IT’S IMPOSSIBLE TO TELL WHAT TIME IT IS …
We sat at the steel table and waited for Jake to be allowed in. John, the pastor who wanted me to meet with Jake, was to my left. Jake was a patient in the mental health institution for the criminally insane and John thought I might be able to “breakthrough” with the patient even though no one else had been able to.
Jake came to the table, looked at me, then at John, then back at me and said, “What time is it? Who are you? Why are you here?”
“It’s okay, Jake,” John said. “I asked him here to maybe talk with you, if that’s all right with you.”
Jake looked at me. “What time is it?”
“About 9:30,” I said.
“No,” he said sharply. “What time is it?”
“Um, it’s morning?” I said hesitantly, not sure what he was really asking.
“NO!” he said even more emphatically, and becoming visibly agitated. “What. Time. Is it?” The visiting room guards became more watchful, as if ready to spring into action if necessary.
I was about to say, “Summer,” when I held back. I looked intently into his eyes, trying to imagine what was locked in his mind and what he was truly asking.
Perhaps a half-minute passed, although it felt a lot longer, before I said, “It’s now, Jake.”
He stared back at me, his eyes relaxed only slightly as did the rest of his body.
“It’s always now in here,” he said, tapping on his forehead. “It’s never yesterday. It’s never tomorrow. It’s never breakfast is over, or lunch is next. It’s only now. It’s always now.” He was still looking, staring into my eyes, as if trying to figure out how I knew his answer.
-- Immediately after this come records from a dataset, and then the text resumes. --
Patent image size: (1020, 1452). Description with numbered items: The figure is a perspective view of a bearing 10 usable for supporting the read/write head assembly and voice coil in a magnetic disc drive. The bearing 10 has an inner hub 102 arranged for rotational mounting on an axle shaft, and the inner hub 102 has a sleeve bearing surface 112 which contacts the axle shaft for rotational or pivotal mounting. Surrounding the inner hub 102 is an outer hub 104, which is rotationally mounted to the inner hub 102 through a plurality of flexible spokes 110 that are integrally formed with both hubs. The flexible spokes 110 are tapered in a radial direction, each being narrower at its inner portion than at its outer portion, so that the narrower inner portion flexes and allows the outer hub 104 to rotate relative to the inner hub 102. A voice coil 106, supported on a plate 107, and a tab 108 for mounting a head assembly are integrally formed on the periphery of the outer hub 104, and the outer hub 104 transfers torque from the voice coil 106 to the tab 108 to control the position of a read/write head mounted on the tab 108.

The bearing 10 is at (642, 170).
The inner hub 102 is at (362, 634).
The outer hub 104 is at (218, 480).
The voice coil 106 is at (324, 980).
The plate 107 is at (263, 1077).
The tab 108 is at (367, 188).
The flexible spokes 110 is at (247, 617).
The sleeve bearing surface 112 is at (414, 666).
He pointed to my head and asked, "What time do you have?"
"I have now, Jake," I said.
For the next half hour or so, we had a rather philosophical, if not esoteric, discussion about time. Eventually we worked into a rather simple discussion about his treatment.
We left at 11:30.
“In three years,” John said, “Jake has never had that kind of discussion. With anyone. Not me. Not his counselors or therapists. No one. How did you do it?”
“I don’t know,” I said. “I just tried to answer his question.”
“But how did you know what he was really asking?”
“I didn’t, really,” I said. “But I knew he wasn’t asking what the time was. He wanted to know what the time is. God gave me the answer and I merely repeated it.”
Every now and again I remember that experience. Not for the breakthrough that Jake had but for the answer.
Time is now.
Memories are for what has passed. Plans are for what lies ahead. But today? Today is for living now. It’s the only time you have.